Coming to Grizzly Bear late, and in a silent room in order to hear each of the nuances raved about by my peers, "Yellow House" was striking from song to song. Given undivided patience, no song could be mistaken for another. So the desire to rush to the first and gnarliest copy of "Veckatimest" available was, despite the year I spent without care for Grizzly Bear at all, hard to resist. Throwing out my first copy for a new version, and then another, gave a chink to the armor of critical meditation, but the modern music critic is an addict and a champion of his idols; the addict's impulse dominates.
"Veckatimest," named for an uninhabited island in Massachusetts, is a wallowing, aquatic experience at times and is less instrumentally and rhythmically diverse than "Yellow House." No bit rate upgrade will change this, but it doesn't entirely matter. Rarely is production, or its being garbled by a bad rip, so distracting as to change a critic's rating. Even on the roughest tracks, such as "About Face" and "All We Ask," I saw each instrument, each embellishment as lovely little organic presences expressing themselves endearingly and non-verbally. Like Beach House, Grizzly Bear hinge a lot on atmosphere; that "Veckatimest" isn't having Ed Droste sing in your ear so intimately you can feel his breath is no problem. What we get instead is a sweet choir adding urgency to rumination and glittery guitar adding patience to pop.
On "About Face," there is a little squeak of something, not to mention some billowing flutes and a few hair-tosses of drums, that add such delicacy to an otherwise skippable song. It's more Annuals than Grizzly Bear (and Annuals take a certain kind of heart to enjoy, so it's a good thing not every song on this album is like this. When a friend said on first listen of this album, "Snooze city," I suspect they were talking about "About Face.")
The biggest surprise on the album is "Two Weeks," an anchor track firmly gripping the seabed of "Leno," the radio, and any other apparatus that can spread a virus. It is, as you might imagine from that designation, an undeniably great song, a cheerful welcome mat at the foot of the album, that I suspect will compel hugs and dances and a kind of "Hey Ya!" exuberance in every listener. The slowly creeping "Dory," on the other hand, sees the band returning to the companionship of "Yellow House," with eerie guitar strokes and a group of voices' ghostlike melodic descent as the song spins slowly out of pleasing keys and into a darker order.
"Ready, Able" is perfection.
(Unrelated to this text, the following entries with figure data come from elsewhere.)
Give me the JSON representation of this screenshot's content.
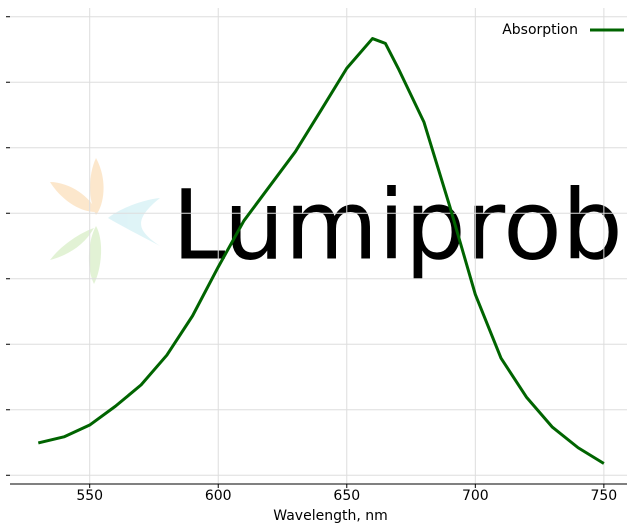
{
  "chart_data": {
    "type": "line",
    "xlabel": "Wavelength, nm",
    "watermark": "Lumiprobe",
    "x": [
      530,
      540,
      550,
      560,
      570,
      580,
      590,
      600,
      610,
      620,
      630,
      640,
      650,
      660,
      665,
      670,
      680,
      690,
      700,
      710,
      720,
      730,
      740,
      750
    ],
    "series": [
      {
        "name": "Absorption",
        "color": "#006400",
        "values": [
          0.074,
          0.088,
          0.115,
          0.158,
          0.207,
          0.275,
          0.365,
          0.477,
          0.583,
          0.662,
          0.741,
          0.836,
          0.932,
          1.0,
          0.989,
          0.932,
          0.809,
          0.617,
          0.414,
          0.268,
          0.178,
          0.11,
          0.063,
          0.027
        ]
      }
    ],
    "xlim": [
      519,
      759
    ],
    "xticks": [
      550,
      600,
      650,
      700,
      750
    ],
    "ylim": [
      -0.02,
      1.07
    ],
    "yticks": [
      0,
      0.15,
      0.3,
      0.45,
      0.6,
      0.75,
      0.9,
      1.05
    ],
    "grid": true,
    "legend": "upper right"
  }
}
The song that starts prettily enough, but turns at about two minutes into a haunting merry-go-round blur of organs shimmying and manipulated keys and voices wallowing ominously, with a guitar entering late to direct all of them through with solemn urgency. As almost always with this band, the lyrics are private and sparse. Droste only hints at the music's colorful woe by turning the title of the song on its head. "Ready, Able" is not as optimistic in the song as it is in theory:
"Time is cast once; and far alone.
Hope I'm ready, able to make my own;
goodbye."
As the song descends, he dolefully exclaims, over and over: "They go we go, I want you to know, what I did I did." The guitar strikes out strongly, though in pain, as a kind of counterpoint, a competitor.
In the tension-building "I Live WIth You," there is some of Dirty
Projectors' theatrical choral work, anchored as if by David
Longstreth's jerking between the cute guitar/dirty guitar and meek
voice/angry voice dichotomies. This stunning song only suffers for
being such a clear denouement and coming so headily into our midst
after so many calm songs. It reveals itself as such by being
protractedly chaotic and exhausted at turns.
The final two tracks of the album are in my mind inextricable and, as one, feed the listener with so much of the album's skill and well-sharpened sadness. "Foreground," the final track, comprises the facts that appear before the mess of "I Live With You," something far more monstrously beautiful than "Foreground"'s emotional flat earth, full of acceptance and somber normalcy that the moodiness and instrumentally violent "I Live With You" wouldn't understand. "Foreground"'s melody is almost stupidly simple. That is to say, the listener, dissecting its simple see-saw melody, feels stupid for being so deeply affected by it. But it's Droste's entrance, his response to the piano melody, that makes the song so arresting. Its chilly atmosphere is a relief from the previous storm, but tests our emotional endurance with its own unique assertions. That a handful of distinctly beautiful songs can coexist so rebelliously yet so comfortably is worthy of the highest praise. This band is the whole package: intelligent composers, revisionists, and good curators of their body of work.